Who is eligible to do an externship?
To be eligible to participate in an externship for academic credit, the student must have successfully completed the first-year law student curriculum prior to beginning participation in the externship. M.L.S and dual degree students are also eligible.
Is it an Externship or a Field Placement - why are there two terms?
We use “Field Placement (Externship)” in many of our communications. These two terms refer to the same thing. The American Bar Association (ABA) rules refer to externships as field placements. Historically, Nebraska Law's internal language has solely used the term externship. Over the coming years we hope to transition our language to match the ABA's, referring to these experiences at Field Placements.
Does my commute or drive time count toward my hours?

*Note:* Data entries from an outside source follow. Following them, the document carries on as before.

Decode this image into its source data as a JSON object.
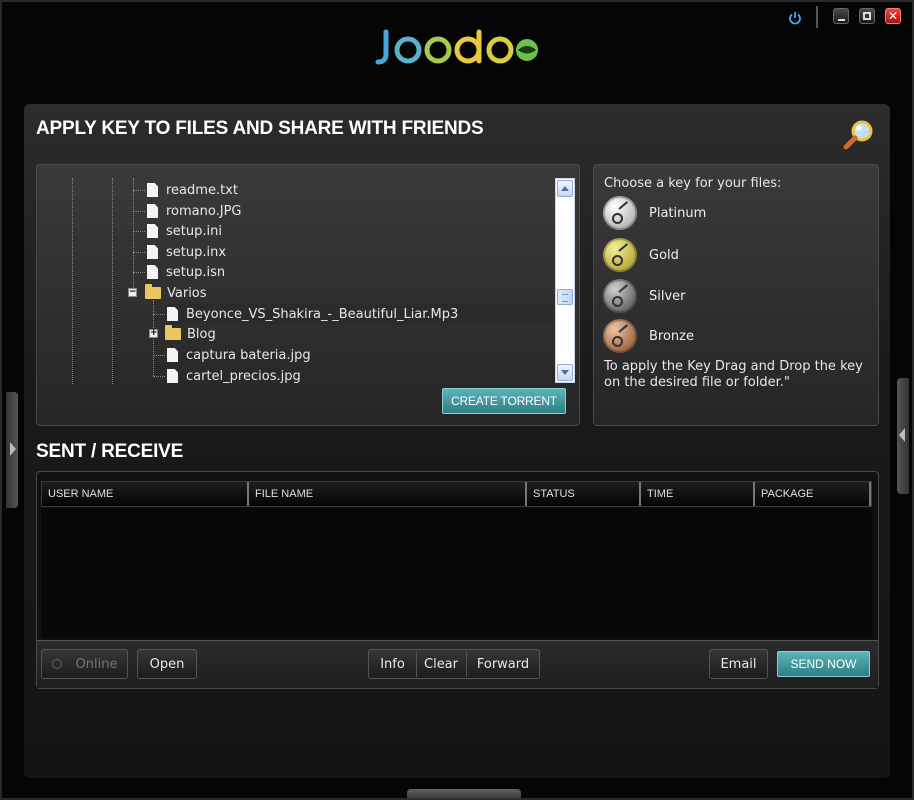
{
  "app": {
    "logo_text": "Joodoo",
    "colors": {
      "accent_teal": "#3a9aa0",
      "logo_blue": "#4aa6d8",
      "logo_yellow": "#e8d04a",
      "logo_green": "#6bc24a",
      "close_red": "#cc2222"
    }
  },
  "window_controls": {
    "power": "power-icon",
    "minimize": "minimize-icon",
    "maximize": "maximize-icon",
    "close": "close-icon",
    "close_glyph": "✕"
  },
  "apply_section": {
    "heading": "APPLY KEY TO FILES AND SHARE WITH FRIENDS",
    "file_tree": [
      {
        "name": "readme.txt",
        "type": "file",
        "level": 2
      },
      {
        "name": "romano.JPG",
        "type": "file",
        "level": 2
      },
      {
        "name": "setup.ini",
        "type": "file",
        "level": 2
      },
      {
        "name": "setup.inx",
        "type": "file",
        "level": 2
      },
      {
        "name": "setup.isn",
        "type": "file",
        "level": 2
      },
      {
        "name": "Varios",
        "type": "folder",
        "level": 2,
        "expanded": true
      },
      {
        "name": "Beyonce_VS_Shakira_-_Beautiful_Liar.Mp3",
        "type": "file",
        "level": 3,
        "selected": true
      },
      {
        "name": "Blog",
        "type": "folder",
        "level": 3,
        "expanded": false
      },
      {
        "name": "captura bateria.jpg",
        "type": "file",
        "level": 3
      },
      {
        "name": "cartel_precios.jpg",
        "type": "file",
        "level": 3
      }
    ],
    "create_torrent_label": "CREATE TORRENT"
  },
  "keys": {
    "title": "Choose a key for your files:",
    "options": [
      {
        "label": "Platinum",
        "color": "#d8d8d8"
      },
      {
        "label": "Gold",
        "color": "#d8cf6a"
      },
      {
        "label": "Silver",
        "color": "#9a9a9a"
      },
      {
        "label": "Bronze",
        "color": "#c99270"
      }
    ],
    "help": "To apply the Key Drag and Drop the key on the desired file or folder.\""
  },
  "sent_receive": {
    "heading": "SENT / RECEIVE",
    "columns": [
      "USER NAME",
      "FILE NAME",
      "STATUS",
      "TIME",
      "PACKAGE"
    ],
    "rows": []
  },
  "toolbar": {
    "online_label": "Online",
    "open_label": "Open",
    "info_label": "Info",
    "clear_label": "Clear",
    "forward_label": "Forward",
    "email_label": "Email",
    "send_now_label": "SEND NOW"
  }
}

You may not count the initial drive or commute to the externship, but you may include drive time during the shift if that is in the normal course of the duties performed.
Can I be paid?
Nebraska Law permits students to receive payment for their onsite externship hours in the form of direct compensation, fellowships, or reimbursements for reasonable expenses incurred during the externship. Such payments must not compromise the educational nature of the externship and must align with the learning goals of the program. Students must never be paid for hours spent in the supplementary externship course or working on assignments for that course. Note, this does not mean all positions are automatically qualified for externship credit! Nor does it mean all placements must be paid. All placements must be approved by the Director of Externships.